A bidirectional (joint model) transformer seq2seq translator model for Korean-to-English translation.

Primary LanguageJupyter Notebook

Transformer_Seq2Seq_Ko_En_Bidirectional_Translator

About

  • A bidirectional (joint model) transformer seq2seq translator model for Korean-to-English translation.

  • Two encoder-decoder transformer models have been used to train Korean-to-English and English-to-Korean translators, and the translator wrapper model combines the two models together to create a bidirectional translator that can take in both Korean and English inputs.

  • Trained on Kaggle Ted-Talk Translation Dataset.

  • The following results show the model trained for 10 epochs (4~5 hours of training on A100 GPU; train for longer epochs to get better performance).

  • Raw translation outputs are stored in the translated_dataset_no2_epochs_1_to_10.zip file.

File Structure

  • korean_english_bydirectional_translator_project_v5.ipynb contains code to train the translator model and test the model on the test dataset.
  • test_translation_module.ipynb contains code to calculate the average BLEU score for each epoch's output with the test dataset.
  • kr_en_translation_ted_talk_dataset.zip contains training and test datasets.
  • translated_dataset_no2_epochs_1_to_10.zip contains generated output for each line of the test dataset for both Korean-to-English and English-to-Korean translations by the model for each epoch.

English-to-Korean Translation Examples

Example 1: (line 361)

Original English: Thank you so much.

Actual Korean Translation: 갑사합니다.
Model Translated Korean: 감사합니다 . 

Example 2: (line 1920)

Original English: You may just know more about everything than anyone. 

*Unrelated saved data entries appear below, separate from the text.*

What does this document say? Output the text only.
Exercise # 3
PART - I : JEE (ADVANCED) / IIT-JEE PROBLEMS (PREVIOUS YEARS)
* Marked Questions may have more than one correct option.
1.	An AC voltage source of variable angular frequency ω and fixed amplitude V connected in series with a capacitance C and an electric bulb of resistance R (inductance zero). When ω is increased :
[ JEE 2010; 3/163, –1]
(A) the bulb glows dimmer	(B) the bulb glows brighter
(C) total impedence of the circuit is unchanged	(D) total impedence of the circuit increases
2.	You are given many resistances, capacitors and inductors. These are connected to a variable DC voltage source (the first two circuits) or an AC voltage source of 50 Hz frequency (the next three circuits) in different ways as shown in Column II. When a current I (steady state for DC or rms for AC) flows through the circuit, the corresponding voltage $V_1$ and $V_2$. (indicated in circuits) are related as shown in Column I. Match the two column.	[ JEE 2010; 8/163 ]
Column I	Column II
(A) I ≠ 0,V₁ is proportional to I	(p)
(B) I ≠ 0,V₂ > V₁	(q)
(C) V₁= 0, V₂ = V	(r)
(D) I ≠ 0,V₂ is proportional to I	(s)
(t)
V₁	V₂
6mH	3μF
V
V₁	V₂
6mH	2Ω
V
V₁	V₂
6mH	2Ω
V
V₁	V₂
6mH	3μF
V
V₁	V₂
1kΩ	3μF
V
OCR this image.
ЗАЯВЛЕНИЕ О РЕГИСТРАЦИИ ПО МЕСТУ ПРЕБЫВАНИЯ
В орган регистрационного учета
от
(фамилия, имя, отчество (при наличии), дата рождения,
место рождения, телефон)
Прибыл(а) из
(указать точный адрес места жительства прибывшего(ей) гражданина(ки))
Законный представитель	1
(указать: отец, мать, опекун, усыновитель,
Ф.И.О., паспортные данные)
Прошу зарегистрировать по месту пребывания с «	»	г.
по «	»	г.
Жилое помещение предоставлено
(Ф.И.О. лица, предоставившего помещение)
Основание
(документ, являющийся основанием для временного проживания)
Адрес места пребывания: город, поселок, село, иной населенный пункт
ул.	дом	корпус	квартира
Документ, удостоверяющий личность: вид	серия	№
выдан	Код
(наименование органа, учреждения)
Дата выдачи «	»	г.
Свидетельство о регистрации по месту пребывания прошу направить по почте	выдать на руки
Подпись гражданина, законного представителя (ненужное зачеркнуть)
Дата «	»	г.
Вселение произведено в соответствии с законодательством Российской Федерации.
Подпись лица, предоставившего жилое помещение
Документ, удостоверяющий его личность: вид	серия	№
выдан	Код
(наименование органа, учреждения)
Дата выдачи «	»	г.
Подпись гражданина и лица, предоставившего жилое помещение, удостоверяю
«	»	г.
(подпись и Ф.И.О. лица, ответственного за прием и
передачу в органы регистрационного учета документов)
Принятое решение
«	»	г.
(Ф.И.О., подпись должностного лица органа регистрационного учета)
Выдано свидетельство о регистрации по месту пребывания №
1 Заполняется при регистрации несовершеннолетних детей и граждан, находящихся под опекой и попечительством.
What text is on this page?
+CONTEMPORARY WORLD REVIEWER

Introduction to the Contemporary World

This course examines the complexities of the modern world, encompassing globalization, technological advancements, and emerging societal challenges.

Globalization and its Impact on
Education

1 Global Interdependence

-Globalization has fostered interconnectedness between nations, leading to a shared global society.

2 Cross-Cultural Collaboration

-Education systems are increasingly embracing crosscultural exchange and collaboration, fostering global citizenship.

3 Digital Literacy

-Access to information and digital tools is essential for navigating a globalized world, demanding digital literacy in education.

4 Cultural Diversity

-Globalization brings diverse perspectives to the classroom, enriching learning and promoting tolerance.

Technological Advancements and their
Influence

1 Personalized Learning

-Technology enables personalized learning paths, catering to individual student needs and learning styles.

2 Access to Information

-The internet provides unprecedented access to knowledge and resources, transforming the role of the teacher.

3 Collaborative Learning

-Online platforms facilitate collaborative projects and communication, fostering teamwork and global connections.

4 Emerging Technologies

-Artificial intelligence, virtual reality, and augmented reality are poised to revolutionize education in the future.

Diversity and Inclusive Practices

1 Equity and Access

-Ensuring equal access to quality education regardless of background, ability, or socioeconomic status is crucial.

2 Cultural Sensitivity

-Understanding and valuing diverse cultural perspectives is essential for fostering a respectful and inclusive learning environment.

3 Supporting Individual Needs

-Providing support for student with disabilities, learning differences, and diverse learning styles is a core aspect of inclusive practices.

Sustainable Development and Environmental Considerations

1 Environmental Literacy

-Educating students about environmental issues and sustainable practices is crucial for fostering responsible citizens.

Actual Korean Translation: 정말 모든 것에 대해 모든 사람들 보다...
Model Translated Korean: 여러분은 모두 더 많은 것을 알고 있습니다 . 

Example 3: (line 76)

Original English: People have wanted to look inside the human mind, the human brain, for thousands of years. 

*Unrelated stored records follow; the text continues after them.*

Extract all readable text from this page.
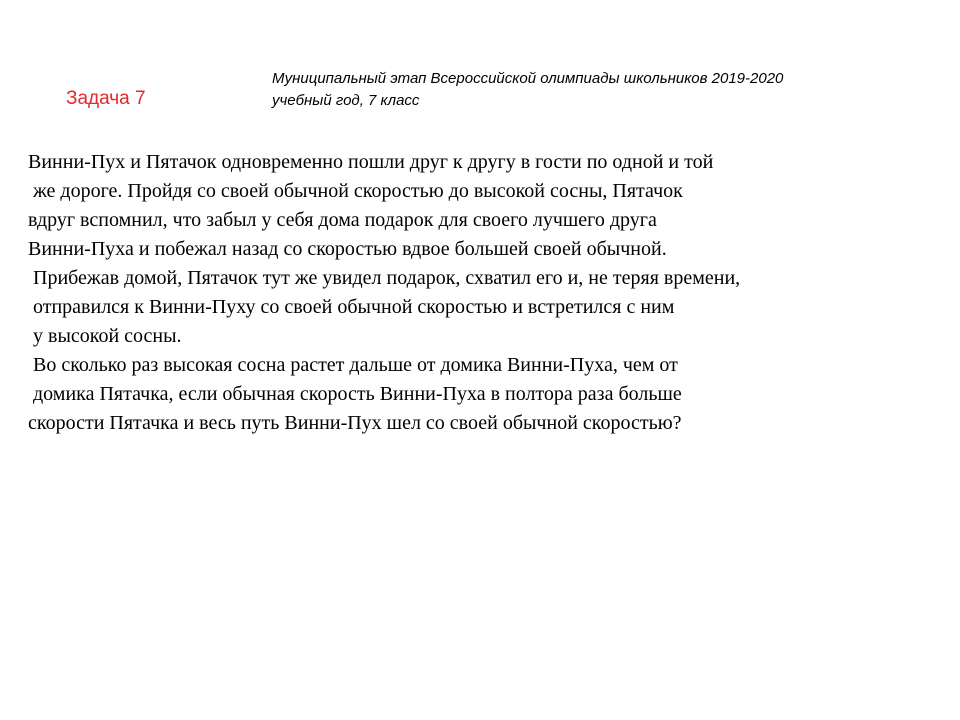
Задача 7
Муниципальный этап Всероссийской олимпиады школьников 2019-2020
учебный год, 7 класс
Винни-Пух и Пятачок одновременно пошли друг к другу в гости по одной и той
же дороге. Пройдя со своей обычной скоростью до высокой сосны, Пятачок
вдруг вспомнил, что забыл у себя дома подарок для своего лучшего друга
Винни-Пуха и побежал назад со скоростью вдвое большей своей обычной.
Прибежав домой, Пятачок тут же увидел подарок, схватил его и, не теряя времени,
отправился к Винни-Пуху со своей обычной скоростью и встретился с ним
у высокой сосны.
Во сколько раз высокая сосна растет дальше от домика Винни-Пуха, чем от
домика Пятачка, если обычная скорость Винни-Пуха в полтора раза больше
скорости Пятачка и весь путь Винни-Пух шел со своей обычной скоростью?
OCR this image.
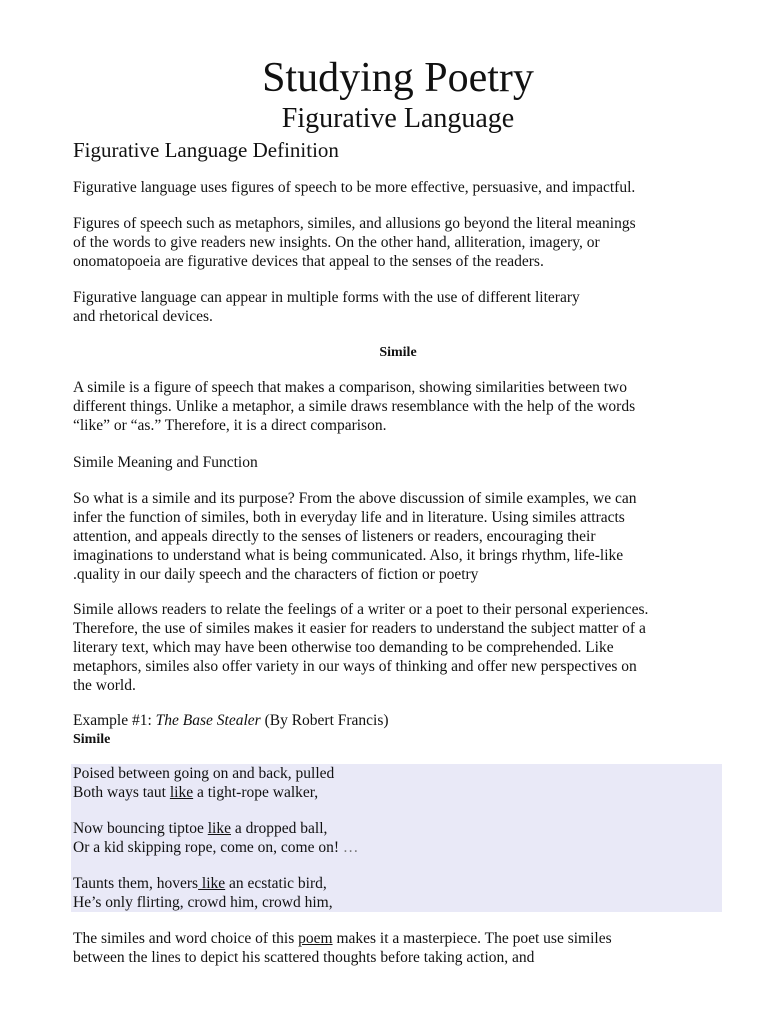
Studying Poetry
Figurative Language
Figurative Language Definition

Figurative language uses figures of speech to be more effective, persuasive, and impactful.

Figures of speech such as metaphors, similes, and allusions go beyond the literal meanings
of the words to give readers new insights. On the other hand, alliteration, imagery, or
onomatopoeia are figurative devices that appeal to the senses of the readers.

Figurative language can appear in multiple forms with the use of different literary
and rhetorical devices.

Simile

A simile is a figure of speech that makes a comparison, showing similarities between two
different things. Unlike a metaphor, a simile draws resemblance with the help of the words
“like” or “as.” Therefore, it is a direct comparison.

Simile Meaning and Function

So what is a simile and its purpose? From the above discussion of simile examples, we can
infer the function of similes, both in everyday life and in literature. Using similes attracts
attention, and appeals directly to the senses of listeners or readers, encouraging their
imaginations to understand what is being communicated. Also, it brings rhythm, life-like
.quality in our daily speech and the characters of fiction or poetry

Simile allows readers to relate the feelings of a writer or a poet to their personal experiences.
Therefore, the use of similes makes it easier for readers to understand the subject matter of a
literary text, which may have been otherwise too demanding to be comprehended. Like
metaphors, similes also offer variety in our ways of thinking and offer new perspectives on
the world.

Example #1: The Base Stealer (By Robert Francis)

Simile

Poised between going on and back, pulled
Both ways taut like a tight-rope walker,
Now bouncing tiptoe like a dropped ball,
Or a kid skipping rope, come on, come on! …
Taunts them, hovers like an ecstatic bird,
He’s only flirting, crowd him, crowd him,

The similes and word choice of this poem makes it a masterpiece. The poet use similes
between the lines to depict his scattered thoughts before taking action, and
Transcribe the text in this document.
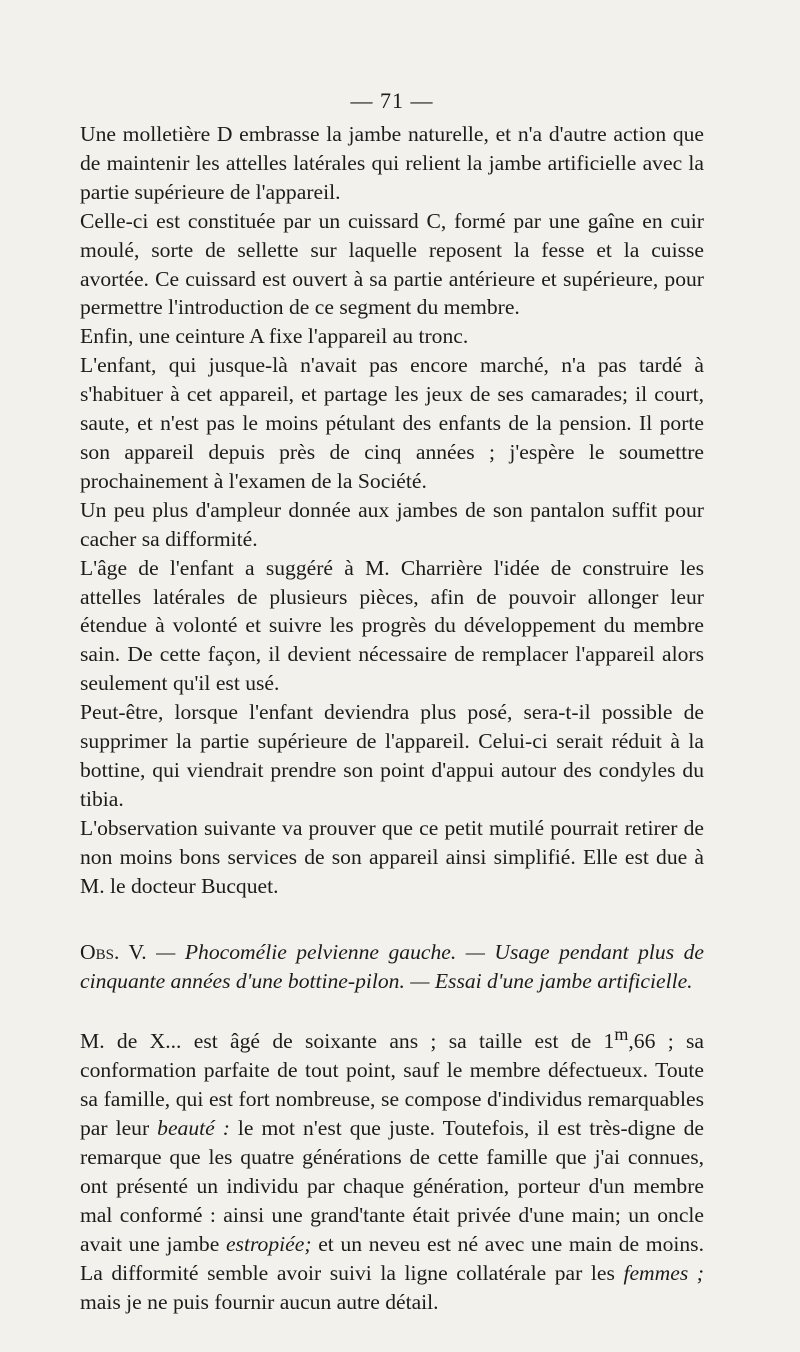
— 71 —

Une molletière D embrasse la jambe naturelle, et n'a d'autre action que de maintenir les attelles latérales qui relient la jambe artificielle avec la partie supérieure de l'appareil.

Celle-ci est constituée par un cuissard C, formé par une gaîne en cuir moulé, sorte de sellette sur laquelle reposent la fesse et la cuisse avortée. Ce cuissard est ouvert à sa partie antérieure et supérieure, pour permettre l'introduction de ce segment du membre.

Enfin, une ceinture A fixe l'appareil au tronc.

L'enfant, qui jusque-là n'avait pas encore marché, n'a pas tardé à s'habituer à cet appareil, et partage les jeux de ses camarades; il court, saute, et n'est pas le moins pétulant des enfants de la pension. Il porte son appareil depuis près de cinq années ; j'espère le soumettre prochainement à l'examen de la Société.

Un peu plus d'ampleur donnée aux jambes de son pantalon suffit pour cacher sa difformité.

L'âge de l'enfant a suggéré à M. Charrière l'idée de construire les attelles latérales de plusieurs pièces, afin de pouvoir allonger leur étendue à volonté et suivre les progrès du développement du membre sain. De cette façon, il devient nécessaire de remplacer l'appareil alors seulement qu'il est usé.

Peut-être, lorsque l'enfant deviendra plus posé, sera-t-il possible de supprimer la partie supérieure de l'appareil. Celui-ci serait réduit à la bottine, qui viendrait prendre son point d'appui autour des condyles du tibia.

L'observation suivante va prouver que ce petit mutilé pourrait retirer de non moins bons services de son appareil ainsi simplifié. Elle est due à M. le docteur Bucquet.

Obs. V. — Phocomélie pelvienne gauche. — Usage pendant plus de cinquante années d'une bottine-pilon. — Essai d'une jambe artificielle.

M. de X... est âgé de soixante ans ; sa taille est de 1$^m$,66 ; sa conformation parfaite de tout point, sauf le membre défectueux. Toute sa famille, qui est fort nombreuse, se compose d'individus remarquables par leur beauté : le mot n'est que juste. Toutefois, il est très-digne de remarque que les quatre générations de cette famille que j'ai connues, ont présenté un individu par chaque génération, porteur d'un membre mal conformé : ainsi une grand'tante était privée d'une main; un oncle avait une jambe estropiée; et un neveu est né avec une main de moins. La difformité semble avoir suivi la ligne collatérale par les femmes ; mais je ne puis fournir aucun autre détail.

Actual Korean Translation: 사람들은 수 천 년동안 인간의 뇌와 마음 속을 읽고 싶어했습니다.
Model Translated Korean: 사람들은 인간의 뇌를 가지고 있는 것을 보고 , 그리고 그 뇌는 그 뇌는 그 안에 있습니다 .

Korean-to-English Translation Examples

Example 1: (line 1981)

Original Korean: W: 감사합니다.

Actual English Translation: WK: Thank you. 
Model Translated English: So thank you very much .

Example 2: (line 77)

Original Korean: 이에 대한 해결책의 실마리는 오늘날에 이르러서야 보이기 시작했습니다.

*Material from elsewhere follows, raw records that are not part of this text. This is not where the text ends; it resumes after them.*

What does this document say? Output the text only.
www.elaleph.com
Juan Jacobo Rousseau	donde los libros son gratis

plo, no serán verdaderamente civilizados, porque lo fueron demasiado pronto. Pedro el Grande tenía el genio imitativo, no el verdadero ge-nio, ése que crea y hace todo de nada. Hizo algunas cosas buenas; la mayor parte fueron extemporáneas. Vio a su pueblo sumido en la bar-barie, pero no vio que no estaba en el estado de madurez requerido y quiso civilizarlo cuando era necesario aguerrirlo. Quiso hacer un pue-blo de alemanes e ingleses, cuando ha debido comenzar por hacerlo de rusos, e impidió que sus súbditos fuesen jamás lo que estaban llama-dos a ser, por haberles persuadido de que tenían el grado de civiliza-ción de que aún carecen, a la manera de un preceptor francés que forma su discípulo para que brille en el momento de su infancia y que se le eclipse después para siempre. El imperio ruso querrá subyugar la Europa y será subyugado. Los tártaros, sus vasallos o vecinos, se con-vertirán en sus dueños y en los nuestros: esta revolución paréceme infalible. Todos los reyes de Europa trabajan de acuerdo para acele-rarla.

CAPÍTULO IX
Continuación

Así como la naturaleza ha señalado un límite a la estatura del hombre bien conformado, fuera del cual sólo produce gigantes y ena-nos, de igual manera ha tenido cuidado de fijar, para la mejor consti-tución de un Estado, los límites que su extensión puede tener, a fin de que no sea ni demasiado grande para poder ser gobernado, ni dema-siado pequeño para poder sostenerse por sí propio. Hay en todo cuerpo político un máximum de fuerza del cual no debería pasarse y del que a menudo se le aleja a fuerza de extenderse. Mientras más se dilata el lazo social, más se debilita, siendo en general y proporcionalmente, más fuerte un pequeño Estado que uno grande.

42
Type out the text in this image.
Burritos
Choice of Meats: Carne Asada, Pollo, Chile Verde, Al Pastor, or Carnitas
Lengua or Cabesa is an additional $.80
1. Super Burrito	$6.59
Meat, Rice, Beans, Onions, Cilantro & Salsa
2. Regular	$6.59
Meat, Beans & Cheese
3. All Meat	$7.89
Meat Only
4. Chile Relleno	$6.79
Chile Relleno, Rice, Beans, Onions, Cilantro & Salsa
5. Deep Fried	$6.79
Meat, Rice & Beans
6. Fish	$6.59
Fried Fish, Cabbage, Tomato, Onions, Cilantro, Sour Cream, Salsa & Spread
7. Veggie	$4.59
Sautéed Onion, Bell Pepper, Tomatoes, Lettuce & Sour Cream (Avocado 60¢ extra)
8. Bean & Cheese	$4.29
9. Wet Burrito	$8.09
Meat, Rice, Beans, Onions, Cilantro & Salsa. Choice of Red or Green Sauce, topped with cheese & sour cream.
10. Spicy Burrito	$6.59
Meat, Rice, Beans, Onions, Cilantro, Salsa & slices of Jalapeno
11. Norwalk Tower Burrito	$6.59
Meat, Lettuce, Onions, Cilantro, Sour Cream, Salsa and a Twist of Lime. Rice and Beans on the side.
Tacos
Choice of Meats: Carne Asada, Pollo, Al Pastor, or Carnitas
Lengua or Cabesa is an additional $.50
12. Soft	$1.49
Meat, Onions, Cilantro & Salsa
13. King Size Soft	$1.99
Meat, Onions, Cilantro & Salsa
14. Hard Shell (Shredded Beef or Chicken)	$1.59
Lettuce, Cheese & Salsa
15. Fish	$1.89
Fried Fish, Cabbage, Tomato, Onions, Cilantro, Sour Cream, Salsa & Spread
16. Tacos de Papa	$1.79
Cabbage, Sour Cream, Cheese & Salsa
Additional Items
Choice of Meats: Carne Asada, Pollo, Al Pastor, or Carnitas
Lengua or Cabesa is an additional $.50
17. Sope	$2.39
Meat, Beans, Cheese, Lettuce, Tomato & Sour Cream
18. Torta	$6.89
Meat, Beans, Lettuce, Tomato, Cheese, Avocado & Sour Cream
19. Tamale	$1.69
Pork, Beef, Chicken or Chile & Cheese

Actual English Translation: Well, coming out of the research labs just now, for our generation, is the possibility to do that. 
Model Translated English: And I 've been working on this for a long time . 

Example 3: (line 1712)

Original Korean: 이들은 지구에 민주주의를 가져다 준 또다른 영웅 세대였습니다.

Actual English Translation: This was another hero generation that brought democracy to the planet.
Model Translated English: They 're the most important of the world in the world .

Performance

Results

  • The average BLEU score is measured by taking the average of the accuracy calculated using binary cross-entropy loss between the human-translated and model-translated text for all 1982 lines of the test dataset.